Она отвернулась от окна, прошлась по длинной темной комнате, пытаясь согреться.
Там, снаружи, грозным войском стояли деревья. Дуб, ясень, вяз. Высокие, сумрачные силуэты. В этом замке не было ставней, так что, если они пойдут в атаку, ему придется что-нибудь придумывать.
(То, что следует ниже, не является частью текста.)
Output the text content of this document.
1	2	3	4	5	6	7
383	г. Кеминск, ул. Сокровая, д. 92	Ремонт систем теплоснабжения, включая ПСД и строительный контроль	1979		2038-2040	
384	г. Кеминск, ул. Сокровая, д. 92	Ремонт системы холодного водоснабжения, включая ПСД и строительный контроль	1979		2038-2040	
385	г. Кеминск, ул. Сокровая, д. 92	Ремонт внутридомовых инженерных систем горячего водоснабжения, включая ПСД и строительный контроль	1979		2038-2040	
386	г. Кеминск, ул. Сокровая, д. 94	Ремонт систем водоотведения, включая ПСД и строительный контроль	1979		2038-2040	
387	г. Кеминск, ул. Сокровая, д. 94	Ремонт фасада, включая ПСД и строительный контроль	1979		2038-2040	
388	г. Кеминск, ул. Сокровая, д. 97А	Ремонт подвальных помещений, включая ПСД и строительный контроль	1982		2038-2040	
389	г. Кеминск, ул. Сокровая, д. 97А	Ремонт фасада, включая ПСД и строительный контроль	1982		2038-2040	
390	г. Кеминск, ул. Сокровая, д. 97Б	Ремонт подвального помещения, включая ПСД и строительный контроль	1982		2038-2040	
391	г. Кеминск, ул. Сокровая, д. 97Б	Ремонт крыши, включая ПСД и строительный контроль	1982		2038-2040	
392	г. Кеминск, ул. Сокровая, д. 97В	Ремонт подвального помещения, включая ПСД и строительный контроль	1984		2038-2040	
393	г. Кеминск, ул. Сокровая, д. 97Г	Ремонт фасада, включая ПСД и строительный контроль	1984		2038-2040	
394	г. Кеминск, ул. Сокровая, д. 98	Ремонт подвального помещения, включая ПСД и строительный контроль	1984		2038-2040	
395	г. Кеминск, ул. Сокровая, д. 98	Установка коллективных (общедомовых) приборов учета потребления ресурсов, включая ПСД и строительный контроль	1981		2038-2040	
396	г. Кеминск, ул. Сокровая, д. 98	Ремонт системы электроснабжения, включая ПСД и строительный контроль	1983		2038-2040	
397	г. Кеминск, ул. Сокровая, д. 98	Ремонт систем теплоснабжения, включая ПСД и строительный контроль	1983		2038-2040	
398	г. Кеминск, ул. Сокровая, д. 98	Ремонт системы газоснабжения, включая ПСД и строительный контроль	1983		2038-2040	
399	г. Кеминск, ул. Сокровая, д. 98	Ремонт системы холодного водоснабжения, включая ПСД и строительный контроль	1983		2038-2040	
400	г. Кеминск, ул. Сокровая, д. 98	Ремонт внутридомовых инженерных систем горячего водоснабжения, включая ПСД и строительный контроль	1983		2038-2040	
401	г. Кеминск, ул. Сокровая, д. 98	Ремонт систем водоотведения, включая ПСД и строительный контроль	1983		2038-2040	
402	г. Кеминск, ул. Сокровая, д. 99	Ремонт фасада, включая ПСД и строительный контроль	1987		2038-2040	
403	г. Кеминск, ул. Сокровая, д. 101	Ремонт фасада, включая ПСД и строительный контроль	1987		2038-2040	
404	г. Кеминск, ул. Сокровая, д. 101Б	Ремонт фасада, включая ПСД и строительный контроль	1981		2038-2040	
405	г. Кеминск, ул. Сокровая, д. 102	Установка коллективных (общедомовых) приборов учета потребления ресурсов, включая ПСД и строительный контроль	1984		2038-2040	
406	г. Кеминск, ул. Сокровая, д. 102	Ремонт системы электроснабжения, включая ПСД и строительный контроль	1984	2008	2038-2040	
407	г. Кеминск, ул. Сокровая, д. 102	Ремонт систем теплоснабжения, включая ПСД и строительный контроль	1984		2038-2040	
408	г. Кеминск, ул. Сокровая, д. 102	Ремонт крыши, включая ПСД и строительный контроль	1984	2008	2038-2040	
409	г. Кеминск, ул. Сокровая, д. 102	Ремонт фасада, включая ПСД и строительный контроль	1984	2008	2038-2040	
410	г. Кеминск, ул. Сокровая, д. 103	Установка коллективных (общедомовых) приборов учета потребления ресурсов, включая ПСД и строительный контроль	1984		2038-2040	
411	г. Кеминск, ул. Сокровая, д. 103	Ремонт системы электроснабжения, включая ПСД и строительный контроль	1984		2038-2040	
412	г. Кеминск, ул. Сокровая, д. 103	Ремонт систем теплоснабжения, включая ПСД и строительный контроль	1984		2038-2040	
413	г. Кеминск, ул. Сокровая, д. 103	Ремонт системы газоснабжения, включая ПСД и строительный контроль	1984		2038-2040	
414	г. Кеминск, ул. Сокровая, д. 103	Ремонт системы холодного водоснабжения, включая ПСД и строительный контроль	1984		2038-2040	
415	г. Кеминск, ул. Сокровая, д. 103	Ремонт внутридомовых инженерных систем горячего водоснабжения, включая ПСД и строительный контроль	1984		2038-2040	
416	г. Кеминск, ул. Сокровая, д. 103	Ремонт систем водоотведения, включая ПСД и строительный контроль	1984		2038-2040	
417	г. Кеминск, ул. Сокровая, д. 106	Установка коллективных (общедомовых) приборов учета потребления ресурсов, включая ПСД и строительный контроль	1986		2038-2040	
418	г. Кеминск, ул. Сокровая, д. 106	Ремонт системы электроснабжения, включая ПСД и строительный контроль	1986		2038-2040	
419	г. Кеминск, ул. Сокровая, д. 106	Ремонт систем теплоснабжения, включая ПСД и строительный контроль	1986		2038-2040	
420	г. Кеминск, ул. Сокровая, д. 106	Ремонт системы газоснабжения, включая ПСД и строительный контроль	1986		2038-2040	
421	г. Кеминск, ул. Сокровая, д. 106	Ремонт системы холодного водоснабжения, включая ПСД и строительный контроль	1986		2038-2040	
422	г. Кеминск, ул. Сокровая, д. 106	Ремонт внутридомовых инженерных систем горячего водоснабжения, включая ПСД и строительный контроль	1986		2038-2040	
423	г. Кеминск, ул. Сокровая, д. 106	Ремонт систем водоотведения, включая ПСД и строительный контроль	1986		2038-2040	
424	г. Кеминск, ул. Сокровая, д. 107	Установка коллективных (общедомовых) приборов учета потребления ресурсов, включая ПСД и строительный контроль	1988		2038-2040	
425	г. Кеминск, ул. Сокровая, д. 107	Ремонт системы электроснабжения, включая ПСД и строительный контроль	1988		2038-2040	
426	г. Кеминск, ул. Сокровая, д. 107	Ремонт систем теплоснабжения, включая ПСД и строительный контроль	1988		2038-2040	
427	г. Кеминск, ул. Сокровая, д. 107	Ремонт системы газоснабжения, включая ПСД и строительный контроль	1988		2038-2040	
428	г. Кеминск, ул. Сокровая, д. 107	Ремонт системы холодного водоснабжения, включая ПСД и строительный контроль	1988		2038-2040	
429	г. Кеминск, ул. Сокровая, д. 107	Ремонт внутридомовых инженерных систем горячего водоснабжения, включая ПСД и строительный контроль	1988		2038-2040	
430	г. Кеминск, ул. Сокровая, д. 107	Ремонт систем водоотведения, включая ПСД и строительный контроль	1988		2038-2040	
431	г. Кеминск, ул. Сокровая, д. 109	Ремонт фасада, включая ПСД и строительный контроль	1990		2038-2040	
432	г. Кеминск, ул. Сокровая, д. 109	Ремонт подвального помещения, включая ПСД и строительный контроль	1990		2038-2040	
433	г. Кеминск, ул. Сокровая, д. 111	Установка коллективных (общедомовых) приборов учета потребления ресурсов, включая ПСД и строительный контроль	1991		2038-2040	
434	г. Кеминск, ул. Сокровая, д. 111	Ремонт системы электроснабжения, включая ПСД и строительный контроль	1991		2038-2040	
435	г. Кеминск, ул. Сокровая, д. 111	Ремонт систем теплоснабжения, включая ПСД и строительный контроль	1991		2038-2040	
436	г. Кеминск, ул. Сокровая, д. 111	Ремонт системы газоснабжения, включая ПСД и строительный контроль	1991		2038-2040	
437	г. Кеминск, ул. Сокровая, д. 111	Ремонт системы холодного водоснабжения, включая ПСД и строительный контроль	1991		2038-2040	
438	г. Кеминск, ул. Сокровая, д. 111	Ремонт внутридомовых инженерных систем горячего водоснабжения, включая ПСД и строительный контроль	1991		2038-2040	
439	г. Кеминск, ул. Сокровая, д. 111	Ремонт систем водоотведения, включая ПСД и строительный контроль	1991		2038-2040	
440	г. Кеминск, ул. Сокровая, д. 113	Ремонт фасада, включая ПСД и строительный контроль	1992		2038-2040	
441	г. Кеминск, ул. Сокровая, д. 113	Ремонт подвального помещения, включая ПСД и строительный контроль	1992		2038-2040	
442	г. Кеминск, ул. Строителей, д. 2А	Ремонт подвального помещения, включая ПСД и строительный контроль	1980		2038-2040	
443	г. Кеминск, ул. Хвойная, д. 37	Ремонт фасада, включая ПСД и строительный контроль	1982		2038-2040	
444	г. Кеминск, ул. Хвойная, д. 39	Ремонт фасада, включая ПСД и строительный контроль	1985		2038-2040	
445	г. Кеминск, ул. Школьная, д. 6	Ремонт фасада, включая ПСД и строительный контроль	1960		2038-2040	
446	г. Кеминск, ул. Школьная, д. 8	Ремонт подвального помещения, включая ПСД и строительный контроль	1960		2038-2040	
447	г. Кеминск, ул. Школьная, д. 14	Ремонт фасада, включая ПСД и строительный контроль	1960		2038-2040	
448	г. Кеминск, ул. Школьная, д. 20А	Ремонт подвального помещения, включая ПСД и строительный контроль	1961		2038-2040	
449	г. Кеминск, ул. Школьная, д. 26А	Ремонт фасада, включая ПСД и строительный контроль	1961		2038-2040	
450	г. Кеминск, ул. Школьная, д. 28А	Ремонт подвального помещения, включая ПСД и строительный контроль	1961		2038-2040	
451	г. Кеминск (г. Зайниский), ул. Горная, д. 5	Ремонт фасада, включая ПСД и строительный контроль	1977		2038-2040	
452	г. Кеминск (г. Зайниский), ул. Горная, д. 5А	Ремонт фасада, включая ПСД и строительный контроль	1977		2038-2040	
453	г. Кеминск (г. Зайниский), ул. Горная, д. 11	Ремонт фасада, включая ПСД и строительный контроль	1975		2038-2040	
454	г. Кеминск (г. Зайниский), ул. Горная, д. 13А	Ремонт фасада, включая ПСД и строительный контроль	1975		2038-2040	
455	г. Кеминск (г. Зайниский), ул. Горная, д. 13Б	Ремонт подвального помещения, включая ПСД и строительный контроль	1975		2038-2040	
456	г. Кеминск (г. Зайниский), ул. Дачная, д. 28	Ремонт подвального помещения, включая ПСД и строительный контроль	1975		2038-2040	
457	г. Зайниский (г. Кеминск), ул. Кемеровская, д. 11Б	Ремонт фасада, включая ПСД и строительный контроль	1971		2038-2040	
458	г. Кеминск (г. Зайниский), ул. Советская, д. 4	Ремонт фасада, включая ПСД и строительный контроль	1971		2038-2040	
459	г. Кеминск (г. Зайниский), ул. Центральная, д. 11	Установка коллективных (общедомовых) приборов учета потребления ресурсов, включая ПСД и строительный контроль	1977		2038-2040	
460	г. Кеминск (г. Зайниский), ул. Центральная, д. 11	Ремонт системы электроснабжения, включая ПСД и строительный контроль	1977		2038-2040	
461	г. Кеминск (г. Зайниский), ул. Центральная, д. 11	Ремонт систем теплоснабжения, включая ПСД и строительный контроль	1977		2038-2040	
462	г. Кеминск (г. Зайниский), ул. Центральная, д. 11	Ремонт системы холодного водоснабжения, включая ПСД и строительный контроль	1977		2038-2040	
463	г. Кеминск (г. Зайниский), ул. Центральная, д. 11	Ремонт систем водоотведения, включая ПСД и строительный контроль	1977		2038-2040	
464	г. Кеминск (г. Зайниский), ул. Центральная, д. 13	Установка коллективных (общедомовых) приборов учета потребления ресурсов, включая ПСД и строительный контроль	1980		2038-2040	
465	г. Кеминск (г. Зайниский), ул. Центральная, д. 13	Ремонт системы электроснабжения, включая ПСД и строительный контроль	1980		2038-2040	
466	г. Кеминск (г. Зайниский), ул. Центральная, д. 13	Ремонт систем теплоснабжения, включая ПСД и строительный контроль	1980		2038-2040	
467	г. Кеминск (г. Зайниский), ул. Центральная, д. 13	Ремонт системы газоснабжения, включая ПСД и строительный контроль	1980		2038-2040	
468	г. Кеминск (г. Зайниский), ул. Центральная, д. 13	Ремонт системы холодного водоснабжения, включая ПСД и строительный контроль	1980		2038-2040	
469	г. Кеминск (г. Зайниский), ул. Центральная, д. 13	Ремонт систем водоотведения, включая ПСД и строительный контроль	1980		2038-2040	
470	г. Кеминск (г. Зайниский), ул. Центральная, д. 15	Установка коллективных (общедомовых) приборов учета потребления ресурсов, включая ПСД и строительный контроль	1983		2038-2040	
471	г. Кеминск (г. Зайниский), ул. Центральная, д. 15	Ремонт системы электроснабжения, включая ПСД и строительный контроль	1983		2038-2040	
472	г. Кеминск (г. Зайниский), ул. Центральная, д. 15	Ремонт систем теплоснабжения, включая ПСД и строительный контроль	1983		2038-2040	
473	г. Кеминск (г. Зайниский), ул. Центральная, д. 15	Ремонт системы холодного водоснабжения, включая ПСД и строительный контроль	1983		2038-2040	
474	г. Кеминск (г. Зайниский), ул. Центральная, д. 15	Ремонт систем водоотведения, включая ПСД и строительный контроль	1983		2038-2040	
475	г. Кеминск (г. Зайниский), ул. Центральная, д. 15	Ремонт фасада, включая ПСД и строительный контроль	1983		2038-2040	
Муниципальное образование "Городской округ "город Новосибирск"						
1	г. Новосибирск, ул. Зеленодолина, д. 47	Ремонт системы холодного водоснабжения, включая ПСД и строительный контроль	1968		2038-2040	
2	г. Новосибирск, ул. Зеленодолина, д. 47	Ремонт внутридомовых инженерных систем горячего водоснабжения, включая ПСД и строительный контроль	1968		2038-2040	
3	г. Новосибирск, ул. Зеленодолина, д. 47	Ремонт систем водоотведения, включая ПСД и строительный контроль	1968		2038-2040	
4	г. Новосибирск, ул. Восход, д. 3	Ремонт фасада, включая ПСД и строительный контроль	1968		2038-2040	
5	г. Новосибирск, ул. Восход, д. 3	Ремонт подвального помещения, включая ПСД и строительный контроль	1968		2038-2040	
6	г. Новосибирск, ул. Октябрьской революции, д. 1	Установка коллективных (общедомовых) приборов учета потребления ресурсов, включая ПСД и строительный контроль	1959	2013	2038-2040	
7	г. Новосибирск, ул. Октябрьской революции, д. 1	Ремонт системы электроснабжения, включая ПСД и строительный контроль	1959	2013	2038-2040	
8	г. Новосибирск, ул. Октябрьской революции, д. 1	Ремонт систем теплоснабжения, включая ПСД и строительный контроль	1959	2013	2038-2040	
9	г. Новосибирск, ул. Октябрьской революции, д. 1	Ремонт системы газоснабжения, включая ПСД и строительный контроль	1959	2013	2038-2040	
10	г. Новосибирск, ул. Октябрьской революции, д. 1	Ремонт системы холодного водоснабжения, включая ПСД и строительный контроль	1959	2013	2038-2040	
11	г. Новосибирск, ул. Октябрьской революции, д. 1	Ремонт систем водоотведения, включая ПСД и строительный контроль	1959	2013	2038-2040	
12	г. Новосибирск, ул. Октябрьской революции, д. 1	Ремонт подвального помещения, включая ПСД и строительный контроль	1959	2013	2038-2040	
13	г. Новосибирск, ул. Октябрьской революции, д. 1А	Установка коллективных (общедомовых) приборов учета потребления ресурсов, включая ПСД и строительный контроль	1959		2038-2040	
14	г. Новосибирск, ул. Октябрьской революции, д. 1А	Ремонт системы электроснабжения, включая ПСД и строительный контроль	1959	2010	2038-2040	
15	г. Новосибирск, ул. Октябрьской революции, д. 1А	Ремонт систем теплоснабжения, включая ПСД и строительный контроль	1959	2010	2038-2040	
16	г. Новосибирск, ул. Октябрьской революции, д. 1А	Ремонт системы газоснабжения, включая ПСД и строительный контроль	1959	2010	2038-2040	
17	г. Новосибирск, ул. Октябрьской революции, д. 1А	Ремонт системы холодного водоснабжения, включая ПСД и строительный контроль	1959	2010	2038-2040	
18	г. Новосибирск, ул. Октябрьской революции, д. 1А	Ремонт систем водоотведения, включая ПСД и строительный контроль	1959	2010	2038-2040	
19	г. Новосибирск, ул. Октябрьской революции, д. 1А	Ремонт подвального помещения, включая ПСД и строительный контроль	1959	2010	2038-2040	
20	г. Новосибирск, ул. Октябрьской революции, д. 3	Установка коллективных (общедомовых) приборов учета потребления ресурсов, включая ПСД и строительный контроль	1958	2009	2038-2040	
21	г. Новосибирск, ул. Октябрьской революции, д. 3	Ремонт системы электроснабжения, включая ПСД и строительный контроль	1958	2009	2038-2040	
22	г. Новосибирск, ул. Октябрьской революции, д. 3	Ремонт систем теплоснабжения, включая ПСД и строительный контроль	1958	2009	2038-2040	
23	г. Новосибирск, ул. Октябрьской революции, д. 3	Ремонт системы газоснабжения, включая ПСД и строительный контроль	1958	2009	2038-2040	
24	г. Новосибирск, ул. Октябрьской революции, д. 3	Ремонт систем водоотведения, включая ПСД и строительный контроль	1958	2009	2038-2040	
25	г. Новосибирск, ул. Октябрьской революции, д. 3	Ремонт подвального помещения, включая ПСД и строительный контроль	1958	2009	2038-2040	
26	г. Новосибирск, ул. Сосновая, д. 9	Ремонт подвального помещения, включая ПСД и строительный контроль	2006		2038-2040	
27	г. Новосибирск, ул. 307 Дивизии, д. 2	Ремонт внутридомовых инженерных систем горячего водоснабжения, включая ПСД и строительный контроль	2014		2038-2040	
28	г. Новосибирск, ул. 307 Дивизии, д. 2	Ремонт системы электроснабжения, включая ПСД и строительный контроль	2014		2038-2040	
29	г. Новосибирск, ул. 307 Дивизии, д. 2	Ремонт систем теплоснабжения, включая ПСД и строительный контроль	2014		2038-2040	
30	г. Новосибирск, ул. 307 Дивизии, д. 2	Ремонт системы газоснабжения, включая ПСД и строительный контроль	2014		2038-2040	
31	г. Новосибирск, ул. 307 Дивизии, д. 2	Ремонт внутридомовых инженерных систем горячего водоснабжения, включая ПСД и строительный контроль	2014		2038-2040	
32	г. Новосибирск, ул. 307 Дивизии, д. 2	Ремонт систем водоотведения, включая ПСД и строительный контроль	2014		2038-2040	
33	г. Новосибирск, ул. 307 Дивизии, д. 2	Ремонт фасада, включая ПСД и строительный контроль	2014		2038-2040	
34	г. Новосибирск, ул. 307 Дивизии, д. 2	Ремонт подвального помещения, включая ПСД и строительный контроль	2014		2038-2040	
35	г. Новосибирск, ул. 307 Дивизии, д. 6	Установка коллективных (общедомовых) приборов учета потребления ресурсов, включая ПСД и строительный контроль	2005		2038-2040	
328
Сейчас он, видимо, где-то ходил, проверял, заперты ли все двери, поднят ли мост.
Скатертью дорога. Ее до чертиков раздражало, что он без конца суетится, заботясь, чтобы ей было удобно.
Но как здание может поворачиваться?
Рука у нее всё еще болела. Выбираясь из Стеклянного Замка, она ухитрилась пораниться, и кровь из глубокого пореза всё текла и текла. Пробегая вслед за ним через подземный ход, она подумала, не остается ли за ней след из капелек крови; эта мысль навела ее на неожиданную идею.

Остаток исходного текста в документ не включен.